Phil Hogan, the new European Commissioner for Trade, is traveling to Washington this week to seek a “reset of the EU/US trade relationship,” which has been under strain. President Trump called the EU “a foe” for its trade surplus with the U.S., imposed tariffs on steel and aluminum imports, and threatened to do the same for cars and car parts. This year the White House is targeting France’s digital services tax on companies like Google and Amazon and the longstanding Boeing-Airbus dispute is reaching its endgame.
U.S.-EU trade ties would certainly benefit from a more collaborative approach. But as has been clear at least since the renegotiation of the North American Free Trade Agreement (NAFTA) completed last year, trade policy more broadly needs a new narrative. Given that the transatlantic trade and investment relationship is the world’s most important, the U.S. and the EU can take the lead in rebooting the way countries think and talk about trade.
Given that the transatlantic trade and investment relationship is the world’s most important, the U.S. and the EU can take the lead in rebooting the way countries think and talk about trade.
Since the signing of NAFTA in 1993 there has been a striking evolution in the branding of trade policy. While other “free trade agreements” have entered into force, many deals since then have jettisoned the clear and simple idea of free trade for something else.
The EU has established partnership arrangements with its former colonies, while the U.S. negotiated the “Trans-Pacific Partnership” with 11 other countries that the Trump administration withdrew from in early 2017. From 2013 the U.S. and the European Union were in talks to create the world’s largest free trade zone through the “Transatlantic Trade and Investment Partnership” until it dissolved over differences in the fall of 2016.

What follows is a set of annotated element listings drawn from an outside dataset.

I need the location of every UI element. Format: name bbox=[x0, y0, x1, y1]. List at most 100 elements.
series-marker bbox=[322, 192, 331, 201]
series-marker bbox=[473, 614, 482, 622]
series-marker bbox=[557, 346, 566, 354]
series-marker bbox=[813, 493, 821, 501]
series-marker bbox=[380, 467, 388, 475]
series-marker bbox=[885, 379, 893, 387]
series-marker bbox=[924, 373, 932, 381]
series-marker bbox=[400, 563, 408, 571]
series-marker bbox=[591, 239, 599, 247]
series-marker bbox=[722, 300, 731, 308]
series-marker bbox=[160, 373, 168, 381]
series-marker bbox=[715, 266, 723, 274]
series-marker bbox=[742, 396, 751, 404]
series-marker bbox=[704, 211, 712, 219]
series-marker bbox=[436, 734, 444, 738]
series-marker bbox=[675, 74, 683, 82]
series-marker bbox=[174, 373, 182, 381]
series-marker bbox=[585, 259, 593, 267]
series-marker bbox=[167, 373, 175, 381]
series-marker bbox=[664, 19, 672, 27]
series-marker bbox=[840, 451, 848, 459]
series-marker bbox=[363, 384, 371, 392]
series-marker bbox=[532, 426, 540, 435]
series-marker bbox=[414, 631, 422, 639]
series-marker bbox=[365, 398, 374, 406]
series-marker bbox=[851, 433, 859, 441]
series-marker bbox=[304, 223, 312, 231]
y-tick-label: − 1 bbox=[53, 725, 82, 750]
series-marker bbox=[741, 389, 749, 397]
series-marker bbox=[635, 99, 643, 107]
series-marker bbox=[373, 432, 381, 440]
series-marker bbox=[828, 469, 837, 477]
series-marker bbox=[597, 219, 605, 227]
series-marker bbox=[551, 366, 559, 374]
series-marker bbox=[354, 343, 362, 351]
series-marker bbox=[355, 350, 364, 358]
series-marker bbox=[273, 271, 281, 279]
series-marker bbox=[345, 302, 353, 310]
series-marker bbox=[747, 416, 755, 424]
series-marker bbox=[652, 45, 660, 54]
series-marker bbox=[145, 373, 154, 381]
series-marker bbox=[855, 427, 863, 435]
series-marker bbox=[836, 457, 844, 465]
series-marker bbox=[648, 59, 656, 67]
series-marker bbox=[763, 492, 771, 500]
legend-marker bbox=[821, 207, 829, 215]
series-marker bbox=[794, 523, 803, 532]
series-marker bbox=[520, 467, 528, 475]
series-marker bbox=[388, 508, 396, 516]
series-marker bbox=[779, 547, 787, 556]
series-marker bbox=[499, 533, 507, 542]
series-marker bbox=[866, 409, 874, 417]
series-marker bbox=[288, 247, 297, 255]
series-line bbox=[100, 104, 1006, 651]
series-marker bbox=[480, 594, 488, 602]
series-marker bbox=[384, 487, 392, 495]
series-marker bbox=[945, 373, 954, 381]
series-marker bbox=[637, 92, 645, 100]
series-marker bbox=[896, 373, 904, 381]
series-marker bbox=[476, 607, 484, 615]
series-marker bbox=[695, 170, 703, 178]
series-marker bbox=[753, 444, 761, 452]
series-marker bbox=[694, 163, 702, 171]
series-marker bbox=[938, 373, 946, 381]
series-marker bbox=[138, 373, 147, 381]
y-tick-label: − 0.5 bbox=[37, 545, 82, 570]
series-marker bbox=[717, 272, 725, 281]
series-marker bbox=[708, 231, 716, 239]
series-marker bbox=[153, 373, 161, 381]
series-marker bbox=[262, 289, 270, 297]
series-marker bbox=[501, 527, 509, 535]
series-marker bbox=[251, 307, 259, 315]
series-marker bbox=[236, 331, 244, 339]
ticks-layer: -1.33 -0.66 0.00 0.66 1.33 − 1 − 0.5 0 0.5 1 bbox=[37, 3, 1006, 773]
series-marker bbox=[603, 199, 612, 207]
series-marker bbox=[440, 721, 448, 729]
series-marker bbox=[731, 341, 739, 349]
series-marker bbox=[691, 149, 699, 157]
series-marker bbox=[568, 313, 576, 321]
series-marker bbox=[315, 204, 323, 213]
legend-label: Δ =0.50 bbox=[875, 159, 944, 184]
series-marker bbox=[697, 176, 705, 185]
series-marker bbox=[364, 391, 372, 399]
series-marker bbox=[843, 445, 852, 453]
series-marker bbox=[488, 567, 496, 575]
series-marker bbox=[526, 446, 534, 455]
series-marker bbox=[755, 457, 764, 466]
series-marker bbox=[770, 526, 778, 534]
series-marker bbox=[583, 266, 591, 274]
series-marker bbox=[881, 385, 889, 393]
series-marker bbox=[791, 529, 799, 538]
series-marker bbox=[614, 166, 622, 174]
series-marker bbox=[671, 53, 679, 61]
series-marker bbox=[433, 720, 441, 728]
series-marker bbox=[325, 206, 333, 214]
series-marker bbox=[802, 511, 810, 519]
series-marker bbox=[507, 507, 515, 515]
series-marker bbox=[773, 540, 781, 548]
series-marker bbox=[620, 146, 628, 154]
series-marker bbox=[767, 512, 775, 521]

For both the U.S. and the EU, using the term “partnership” often signaled the special political significance involved in these agreements. But it also was a way to avoid the term “free trade.” Starting with the financial crisis of 2008, free trade—along with other aspects of globalization like the spread of new technologies and rising migration flows—has been under attack for contributing to economic unfairness within and between countries.
With NAFTA’s successor, the U.S.-Mexico-Canada Agreement (or USMCA), there is neither partnership nor free trade nor anything else to suggest what its purpose is. But at least it has a name: the limited talks underway between the U.S. and the EU since July 2018 covering industrial tariffs and regulatory cooperation remain unidentified.
If a trade agreement is worth doing, its purpose should be stated at the outset and be easily understandable from its name.
When Commissioner Hogan sits down with U.S. Trade Representative Robert Lighthizer they can take a new approach. Rather than a return to “free trade” or “partnership,” they should commit to negotiating a transatlantic “Strategic Economic Agreement” or SEA.
A Strategic Economic Agreement would communicate that trade policy’s most vital function today is to shape the global economic environment in a way that serves transatlantic interests.
A Strategic Economic Agreement would communicate that trade policy’s most vital function today is to shape the global economic environment in a way that serves transatlantic interests. In the long run, without the right rules to govern how trade and investment take place, the traditional goal of trade policy—lifting economic growth—will be compromised.
In contrast to China, the U.S. and the EU share a commitment to the rule of law, the market economy, fairly regulated competition, high standards for workers, and artificial intelligence serving the individual rather than the state. Tariff reduction and regulatory alignment are valuable, but they need to take a back seat to the more urgent task of signing a U.S.-EU Strategic Economic Agreement.